I 724/01 Mh
IVe Chambre
Mme et MM. les juges Leuzinger, Présidente, Rüedi et
Ferrari. Greffière : Mme Moser-Szeless
Arrêt du 23 mai 2002
dans la cause
L.________, recourante, représentée par Me Jean-Marie Agier, avocat, FSIH, place du Grand-Saint-Jean 1, 1003 Lausanne,
contre
Office de l'assurance-invalidité pour le canton de Vaud, avenue Général-Guisan 8, 1800 Vevey, intimé,
et
Tribunal des assurances du canton de Vaud, Lausanne
A.- L.________, divorcée, mère de quatre enfants, ressortissante de l'ex-Yougoslavie a travaillé en Suisse à différents intervalles depuis 1992, tout d'abord comme ouvrière agricole, puis comme ouvrière en usine. Elle s'est inscrite au chômage dès le 1er juin 1995.
Le 12 mars 1997, la prénommée a présenté une demande de prestations de l'assurance-invalidité.

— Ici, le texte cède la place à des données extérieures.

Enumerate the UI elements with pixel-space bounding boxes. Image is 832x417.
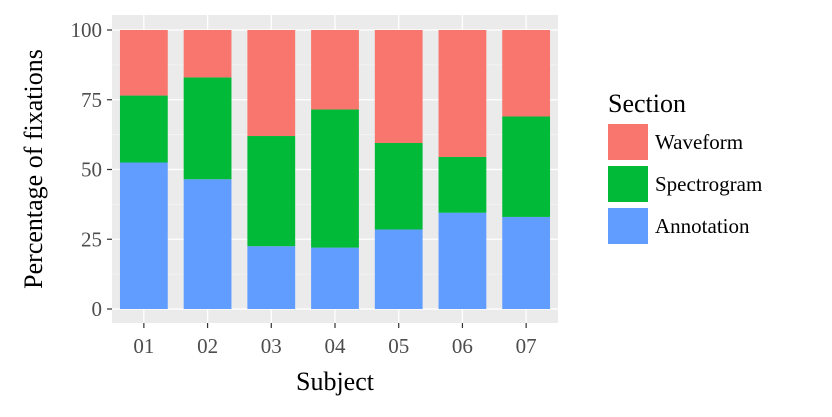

Dans son rapport du 16 avril 1997 à l'intention de l'Office AI pour le canton de Vaud (ci-après : l'office), la doctoresse A.________, Chef de clinique du Centre psycho-social X.________, a établi le diagnostic de "Dysthymie chez une personnalité fruste avec probable intelligence limite. Conflit conjugal majeur. Acculturation" justifiant une incapacité totale de travail depuis le 19 février 1997. Le 4 mai 1998, le docteur B.________, médecin-adjoint du centre précité confirmait le diagnostic et notait que la patiente restait incapable d'effectuer un travail "qui demande une minime exigence".

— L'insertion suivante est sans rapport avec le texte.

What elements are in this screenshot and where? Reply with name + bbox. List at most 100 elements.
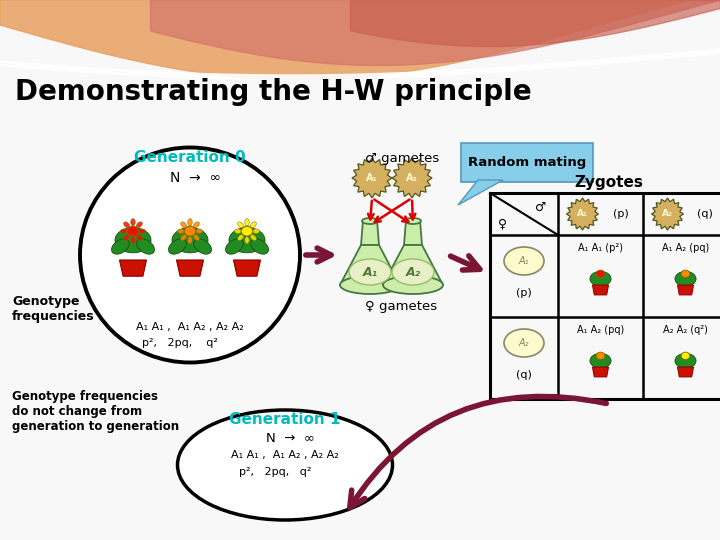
Polygon shape [392, 158, 432, 198]
Ellipse shape [127, 226, 139, 236]
Text: p²,   2pq,    q²: p², 2pq, q² [142, 338, 218, 348]
Polygon shape [383, 245, 443, 285]
Ellipse shape [590, 353, 611, 368]
Ellipse shape [172, 227, 208, 253]
Text: Demonstrating the H-W principle: Demonstrating the H-W principle [15, 78, 531, 106]
Ellipse shape [675, 272, 696, 286]
Text: (p): (p) [516, 288, 532, 298]
Text: Genotype
frequencies: Genotype frequencies [12, 295, 94, 323]
Ellipse shape [405, 218, 421, 224]
Text: Genotype frequencies
do not change from
generation to generation: Genotype frequencies do not change from … [12, 390, 179, 433]
Ellipse shape [225, 239, 243, 254]
Text: A₁: A₁ [518, 256, 529, 266]
Ellipse shape [675, 353, 696, 368]
Polygon shape [593, 367, 608, 377]
Polygon shape [233, 260, 261, 276]
Ellipse shape [251, 239, 269, 254]
Ellipse shape [253, 229, 260, 233]
Ellipse shape [596, 352, 605, 360]
Ellipse shape [112, 239, 130, 254]
Text: A₁ A₂ (pq): A₁ A₂ (pq) [662, 243, 709, 253]
Text: N  →  ∞: N → ∞ [266, 432, 315, 445]
Ellipse shape [194, 222, 199, 228]
FancyBboxPatch shape [461, 143, 593, 182]
Ellipse shape [138, 229, 145, 233]
Text: ♂ gametes: ♂ gametes [365, 152, 439, 165]
Polygon shape [567, 198, 598, 230]
Ellipse shape [188, 237, 192, 244]
Ellipse shape [340, 276, 400, 294]
Ellipse shape [168, 239, 186, 254]
Ellipse shape [195, 229, 202, 233]
Text: A₁ A₂ (pq): A₁ A₂ (pq) [577, 325, 624, 335]
Text: (q): (q) [698, 209, 714, 219]
Polygon shape [652, 198, 683, 230]
Ellipse shape [681, 270, 690, 278]
Ellipse shape [229, 227, 265, 253]
Ellipse shape [115, 227, 151, 253]
Ellipse shape [136, 234, 143, 240]
Text: (q): (q) [516, 370, 532, 380]
Text: A₁ A₁ ,  A₁ A₂ , A₂ A₂: A₁ A₁ , A₁ A₂ , A₂ A₂ [136, 322, 244, 332]
Text: A₂: A₂ [405, 266, 420, 279]
Text: A₁ A₁ ,  A₁ A₂ , A₂ A₂: A₁ A₁ , A₁ A₂ , A₂ A₂ [231, 450, 339, 460]
Ellipse shape [238, 222, 243, 228]
Text: Zygotes: Zygotes [575, 175, 644, 190]
Text: N  →  ∞: N → ∞ [169, 172, 220, 186]
Text: A₂ A₂ (q²): A₂ A₂ (q²) [663, 325, 708, 335]
Ellipse shape [184, 226, 196, 236]
Polygon shape [404, 220, 422, 245]
Text: p²,   2pq,   q²: p², 2pq, q² [239, 467, 311, 477]
Text: (p): (p) [613, 209, 629, 219]
Ellipse shape [136, 222, 143, 228]
Ellipse shape [178, 410, 392, 520]
Text: A₁: A₁ [366, 173, 378, 183]
Ellipse shape [80, 147, 300, 362]
Polygon shape [458, 180, 503, 205]
Ellipse shape [235, 229, 242, 233]
Ellipse shape [124, 222, 130, 228]
Ellipse shape [392, 259, 434, 285]
Polygon shape [361, 220, 379, 245]
Ellipse shape [181, 222, 186, 228]
Text: ♀ gametes: ♀ gametes [365, 300, 437, 313]
Ellipse shape [177, 229, 184, 233]
Text: A₂: A₂ [406, 173, 418, 183]
Text: A₁: A₁ [362, 266, 377, 279]
Ellipse shape [590, 272, 611, 286]
Ellipse shape [245, 219, 249, 226]
Text: Generation 1: Generation 1 [229, 412, 341, 427]
Ellipse shape [120, 229, 127, 233]
Polygon shape [678, 367, 693, 377]
Ellipse shape [504, 329, 544, 357]
Polygon shape [352, 158, 392, 198]
Ellipse shape [181, 234, 186, 240]
Ellipse shape [131, 219, 135, 226]
Text: ♀: ♀ [498, 217, 507, 230]
Ellipse shape [194, 239, 212, 254]
Bar [490, 193, 720, 399]
Polygon shape [593, 285, 608, 295]
Ellipse shape [362, 218, 378, 224]
Ellipse shape [194, 234, 199, 240]
Ellipse shape [251, 234, 256, 240]
Text: A₂: A₂ [518, 338, 529, 348]
Ellipse shape [383, 276, 443, 294]
Text: ♂: ♂ [535, 201, 546, 214]
Text: A₁: A₁ [577, 210, 588, 219]
Polygon shape [678, 285, 693, 295]
Text: Random mating: Random mating [468, 156, 586, 169]
Ellipse shape [504, 247, 544, 275]
Ellipse shape [251, 222, 256, 228]
Ellipse shape [188, 219, 192, 226]
Ellipse shape [681, 352, 690, 360]
Ellipse shape [131, 237, 135, 244]
Ellipse shape [349, 259, 391, 285]
Ellipse shape [596, 270, 605, 278]
Ellipse shape [124, 234, 130, 240]
Ellipse shape [137, 239, 155, 254]
Ellipse shape [241, 226, 253, 236]
Text: A₂: A₂ [662, 210, 673, 219]
Polygon shape [120, 260, 146, 276]
Ellipse shape [245, 237, 249, 244]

Sur mandat de l'office, l'assurée a été examinée par le docteur C.________, spécialiste FMH en psychiatrie et psychothérapie. Au terme d'un rapport du 3 mai 2000, ce médecin a constaté que l'assurée était atteinte d'un état dépressif majeur d'intensité légère chronique ou de dysthymie, troubles qui ne représentaient qu'un handicap léger entraînant une incapacité de travail de 25 à 33 1/3 %. Il était d'avis que des éléments extra-médicaux semblaient entrer en ligne de compte pour expliquer que l'intéressée n'avait pas retrouvé d'emploi jusqu'à présent, à savoir "des facteurs motivationnels et d'acculturation essentiellement"; la capacité de travail pouvait être améliorée par l'introduction d'un traitement pharmacologique un peu plus stimulant que celui prescrit jusqu'alors.

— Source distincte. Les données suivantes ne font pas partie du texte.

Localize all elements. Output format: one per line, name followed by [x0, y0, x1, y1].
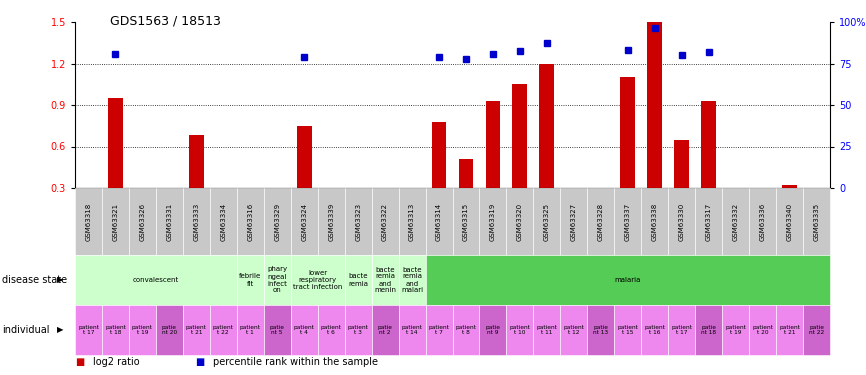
Text: patient
t 19: patient t 19: [132, 325, 152, 335]
Text: ■: ■: [75, 357, 84, 367]
Bar: [297, 126, 312, 188]
Text: patient
t 21: patient t 21: [186, 325, 207, 335]
Text: individual: individual: [2, 325, 49, 335]
Text: ▶: ▶: [57, 326, 63, 334]
Text: patient
t 21: patient t 21: [779, 325, 800, 335]
Text: GSM63339: GSM63339: [328, 202, 334, 241]
Bar: [431, 122, 447, 188]
Bar: [540, 63, 554, 188]
Text: GSM63321: GSM63321: [113, 202, 119, 241]
Text: patie
nt 2: patie nt 2: [378, 325, 392, 335]
Text: log2 ratio: log2 ratio: [93, 357, 139, 367]
Text: patient
t 10: patient t 10: [509, 325, 530, 335]
Text: GSM63322: GSM63322: [382, 202, 388, 240]
Text: GSM63323: GSM63323: [355, 202, 361, 241]
Text: percentile rank within the sample: percentile rank within the sample: [213, 357, 378, 367]
Text: bacte
remia
and
menin: bacte remia and menin: [374, 267, 396, 294]
Text: bacte
remia: bacte remia: [348, 273, 368, 286]
Text: patient
t 8: patient t 8: [456, 325, 476, 335]
Text: GSM63320: GSM63320: [517, 202, 523, 241]
Text: patie
nt 5: patie nt 5: [269, 325, 285, 335]
Text: GSM63335: GSM63335: [813, 202, 819, 241]
Text: patient
t 12: patient t 12: [564, 325, 585, 335]
Bar: [513, 84, 527, 188]
Text: GSM63327: GSM63327: [571, 202, 577, 241]
Text: GSM63325: GSM63325: [544, 202, 550, 240]
Text: patient
t 4: patient t 4: [294, 325, 314, 335]
Text: patient
t 18: patient t 18: [105, 325, 126, 335]
Text: malaria: malaria: [615, 277, 641, 283]
Bar: [189, 135, 204, 188]
Text: patient
t 15: patient t 15: [617, 325, 638, 335]
Text: patient
t 17: patient t 17: [78, 325, 99, 335]
Text: ▶: ▶: [57, 276, 63, 285]
Text: lower
respiratory
tract infection: lower respiratory tract infection: [293, 270, 342, 290]
Bar: [647, 22, 662, 188]
Text: GSM63334: GSM63334: [220, 202, 226, 241]
Text: GSM63338: GSM63338: [652, 202, 658, 241]
Text: GDS1563 / 18513: GDS1563 / 18513: [110, 14, 221, 27]
Bar: [620, 77, 635, 188]
Text: patie
nt 9: patie nt 9: [486, 325, 501, 335]
Text: GSM63313: GSM63313: [409, 202, 415, 241]
Text: GSM63314: GSM63314: [436, 202, 442, 241]
Text: GSM63336: GSM63336: [759, 202, 766, 241]
Text: convalescent: convalescent: [132, 277, 179, 283]
Bar: [701, 101, 716, 188]
Bar: [108, 98, 123, 188]
Text: bacte
remia
and
malari: bacte remia and malari: [401, 267, 423, 294]
Text: GSM63337: GSM63337: [624, 202, 630, 241]
Text: GSM63317: GSM63317: [706, 202, 712, 241]
Text: patie
nt 22: patie nt 22: [809, 325, 824, 335]
Text: GSM63315: GSM63315: [463, 202, 469, 241]
Text: disease state: disease state: [2, 275, 68, 285]
Text: GSM63324: GSM63324: [301, 202, 307, 240]
Text: GSM63330: GSM63330: [679, 202, 685, 241]
Text: patie
nt 13: patie nt 13: [593, 325, 609, 335]
Bar: [782, 185, 797, 188]
Text: GSM63340: GSM63340: [786, 202, 792, 241]
Text: patient
t 6: patient t 6: [320, 325, 341, 335]
Text: patient
t 1: patient t 1: [240, 325, 261, 335]
Text: patient
t 17: patient t 17: [671, 325, 692, 335]
Text: febrile
fit: febrile fit: [239, 273, 262, 286]
Bar: [486, 101, 501, 188]
Text: patient
t 3: patient t 3: [347, 325, 369, 335]
Text: GSM63333: GSM63333: [193, 202, 199, 241]
Text: GSM63319: GSM63319: [490, 202, 496, 241]
Text: patient
t 14: patient t 14: [402, 325, 423, 335]
Text: ■: ■: [195, 357, 204, 367]
Bar: [675, 140, 689, 188]
Text: patie
nt 18: patie nt 18: [701, 325, 716, 335]
Text: patient
t 19: patient t 19: [725, 325, 746, 335]
Text: phary
ngeal
infect
on: phary ngeal infect on: [268, 267, 288, 294]
Text: patient
t 20: patient t 20: [753, 325, 773, 335]
Bar: [459, 159, 474, 188]
Text: GSM63329: GSM63329: [275, 202, 281, 241]
Text: patient
t 11: patient t 11: [536, 325, 558, 335]
Text: GSM63332: GSM63332: [733, 202, 739, 241]
Text: patient
t 16: patient t 16: [644, 325, 665, 335]
Text: patie
nt 20: patie nt 20: [162, 325, 177, 335]
Text: GSM63326: GSM63326: [139, 202, 145, 241]
Text: GSM63328: GSM63328: [598, 202, 604, 241]
Text: patient
t 22: patient t 22: [213, 325, 234, 335]
Text: GSM63316: GSM63316: [248, 202, 253, 241]
Text: GSM63318: GSM63318: [86, 202, 92, 241]
Text: patient
t 7: patient t 7: [429, 325, 449, 335]
Text: GSM63331: GSM63331: [166, 202, 172, 241]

Le 2 octobre 2000, l'office a informé l'assurée qu'il envisageait, sur la base des éléments ainsi recueillis, de rejeter sa demande de prestations. Il considérait qu'elle ne présentait pas d'atteinte à la santé invalidante, dès lors que son taux d'activité pour effectuer des activités manuelles simples était de 66 2/3 % au minimum. L'assurée ne s'est pas déterminée sur ce projet de décision dans le délai de quinze jours qui lui a été imparti à cet effet.
Le 23 octobre 2000, l'office a rejeté la demande de prestations en reprenant les motifs invoqués dans son projet de décision du 2 octobre 2000.
B.- Par jugement du 1er juin 2001, le Tribunal des assurances du canton de Vaud a rejeté le recours formé par l'assurée contre cette décision.
C.- L.________ interjette recours de droit administratif contre ce jugement dont elle demande l'annulation.
Sous suite de frais et dépens, elle conclut principalement, au renvoi de la cause pour instruction complémentaire sous la forme d'une audition de témoin et nouveau jugement, et subsidiairement, à la mise en oeuvre d'une expertise médicale.
L'office conclut implicitement au rejet du recours, tandis que l'Office fédéral des assurances sociales ne s'est pas déterminé.
Considérant en droit :
1.- a) Comme elle l'a fait en première instance, la recourante soulève tout d'abord le grief de prévention à l'encontre de l'expert commis par l'office intimé, au motif que le docteur C.________ lui aurait dit d'emblée dans le cadre de l'expertise qu'il ne comprenait pas pourquoi elle avait déposé une demande de prestations et qu'"elle n'avait qu'à travailler comme femme de ménage au noir et pour le reste à émarger aux services sociaux". La recourante offre de prouver son allégation par le témoignage de sa fille, D.________, qui a assisté à l'expertise comme traductrice.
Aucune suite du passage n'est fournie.